There was more embarrassment in store. The government suddenly announced that it had “released” the source code of the app for people to look under the hood and see that the government had nothing to hide — supposedly an exercise in transparency. There were tweets by activists that it was a victory, only to discover that the code that was released was not the one one that was actively being developed by authorities, but a version of the code that cannot be used by the open source community.

More reason to suspect the real intention of the government.

Faced with a pandemic and looking at the data visualisations that convey humanity’s collective fear at how the novel coronavirus will be tamed, it might be required to jettison cynicism, but not the suspicion the people have towards governments trying to use DCTT. Contact Tracing is a laborious task as noted by WHO. If technology has to help in the contact tracing process, the onus lies with governments to convince the public to recognise its benefits, while enforcing the rights of its people at the same time.
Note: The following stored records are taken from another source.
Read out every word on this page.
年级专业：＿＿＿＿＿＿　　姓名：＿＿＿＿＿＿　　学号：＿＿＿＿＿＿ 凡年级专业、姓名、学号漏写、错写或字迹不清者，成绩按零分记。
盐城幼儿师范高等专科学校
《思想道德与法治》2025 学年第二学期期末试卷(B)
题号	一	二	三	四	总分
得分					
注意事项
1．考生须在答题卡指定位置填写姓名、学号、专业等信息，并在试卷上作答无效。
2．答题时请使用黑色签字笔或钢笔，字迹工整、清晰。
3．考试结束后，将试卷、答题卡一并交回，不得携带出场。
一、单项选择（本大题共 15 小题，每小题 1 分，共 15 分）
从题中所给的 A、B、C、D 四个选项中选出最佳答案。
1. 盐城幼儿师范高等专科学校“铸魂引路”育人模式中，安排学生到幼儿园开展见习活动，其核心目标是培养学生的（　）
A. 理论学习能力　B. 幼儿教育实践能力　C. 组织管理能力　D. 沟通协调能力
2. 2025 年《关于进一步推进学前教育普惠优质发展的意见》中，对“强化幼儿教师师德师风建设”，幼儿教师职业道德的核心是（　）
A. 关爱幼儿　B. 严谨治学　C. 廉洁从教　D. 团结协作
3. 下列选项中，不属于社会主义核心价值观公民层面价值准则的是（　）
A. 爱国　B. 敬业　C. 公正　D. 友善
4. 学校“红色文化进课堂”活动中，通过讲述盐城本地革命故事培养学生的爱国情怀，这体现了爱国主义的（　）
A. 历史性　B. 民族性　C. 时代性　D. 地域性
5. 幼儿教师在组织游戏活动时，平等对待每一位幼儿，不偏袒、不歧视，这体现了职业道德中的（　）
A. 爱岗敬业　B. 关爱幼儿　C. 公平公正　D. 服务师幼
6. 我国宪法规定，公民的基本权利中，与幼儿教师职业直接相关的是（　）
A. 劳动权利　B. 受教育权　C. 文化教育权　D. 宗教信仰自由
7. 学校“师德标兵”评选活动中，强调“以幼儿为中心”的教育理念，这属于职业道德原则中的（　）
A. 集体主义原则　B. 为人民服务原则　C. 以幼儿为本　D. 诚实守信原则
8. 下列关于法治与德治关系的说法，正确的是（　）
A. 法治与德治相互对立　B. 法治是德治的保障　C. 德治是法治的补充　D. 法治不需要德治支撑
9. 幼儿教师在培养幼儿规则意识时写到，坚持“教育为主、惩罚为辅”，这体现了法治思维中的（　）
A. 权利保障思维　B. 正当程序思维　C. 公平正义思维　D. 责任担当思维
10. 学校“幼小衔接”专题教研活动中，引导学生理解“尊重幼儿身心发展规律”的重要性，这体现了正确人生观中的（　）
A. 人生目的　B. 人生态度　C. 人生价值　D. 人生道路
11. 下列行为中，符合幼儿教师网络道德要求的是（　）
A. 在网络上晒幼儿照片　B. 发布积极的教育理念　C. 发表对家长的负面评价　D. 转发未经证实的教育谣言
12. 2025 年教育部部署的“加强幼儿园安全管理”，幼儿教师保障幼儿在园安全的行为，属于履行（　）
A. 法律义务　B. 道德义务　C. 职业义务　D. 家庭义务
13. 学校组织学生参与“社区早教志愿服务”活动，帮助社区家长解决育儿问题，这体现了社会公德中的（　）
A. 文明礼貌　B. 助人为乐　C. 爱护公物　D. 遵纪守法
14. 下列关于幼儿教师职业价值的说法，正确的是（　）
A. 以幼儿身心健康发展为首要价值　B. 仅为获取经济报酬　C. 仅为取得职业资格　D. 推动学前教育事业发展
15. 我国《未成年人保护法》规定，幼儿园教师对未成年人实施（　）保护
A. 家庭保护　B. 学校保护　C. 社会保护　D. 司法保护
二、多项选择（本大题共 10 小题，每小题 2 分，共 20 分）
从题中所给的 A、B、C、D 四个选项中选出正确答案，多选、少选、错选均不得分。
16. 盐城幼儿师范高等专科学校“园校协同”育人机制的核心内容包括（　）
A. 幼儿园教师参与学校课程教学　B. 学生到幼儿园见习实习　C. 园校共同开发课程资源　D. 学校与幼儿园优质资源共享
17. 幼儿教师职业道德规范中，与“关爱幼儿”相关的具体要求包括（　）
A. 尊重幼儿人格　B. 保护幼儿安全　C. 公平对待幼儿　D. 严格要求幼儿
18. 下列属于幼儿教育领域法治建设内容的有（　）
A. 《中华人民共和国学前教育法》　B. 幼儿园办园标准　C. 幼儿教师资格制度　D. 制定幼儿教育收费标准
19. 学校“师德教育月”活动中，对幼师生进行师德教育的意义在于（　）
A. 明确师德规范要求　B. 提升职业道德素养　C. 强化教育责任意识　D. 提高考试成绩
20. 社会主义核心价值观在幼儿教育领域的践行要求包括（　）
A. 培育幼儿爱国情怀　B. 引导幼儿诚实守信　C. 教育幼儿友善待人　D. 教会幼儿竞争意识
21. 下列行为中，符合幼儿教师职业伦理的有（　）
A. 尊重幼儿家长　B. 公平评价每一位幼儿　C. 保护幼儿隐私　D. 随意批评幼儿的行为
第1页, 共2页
A good place for the babus in the Home Ministry’s Empowered Group-9 to start, would be the Digital Contact Tracing for Pandemic Response Guidance by Johns Hopkins University. Another good step would be to use the expert technological expertise, available within the country, to develop and deploy an app that keeps the privacy and security of its citizens at the heart of its technology. A third and important step would be to find a solution for the safety and security of those who cannot afford smartphones and cannot benefit from a technology-led initiative.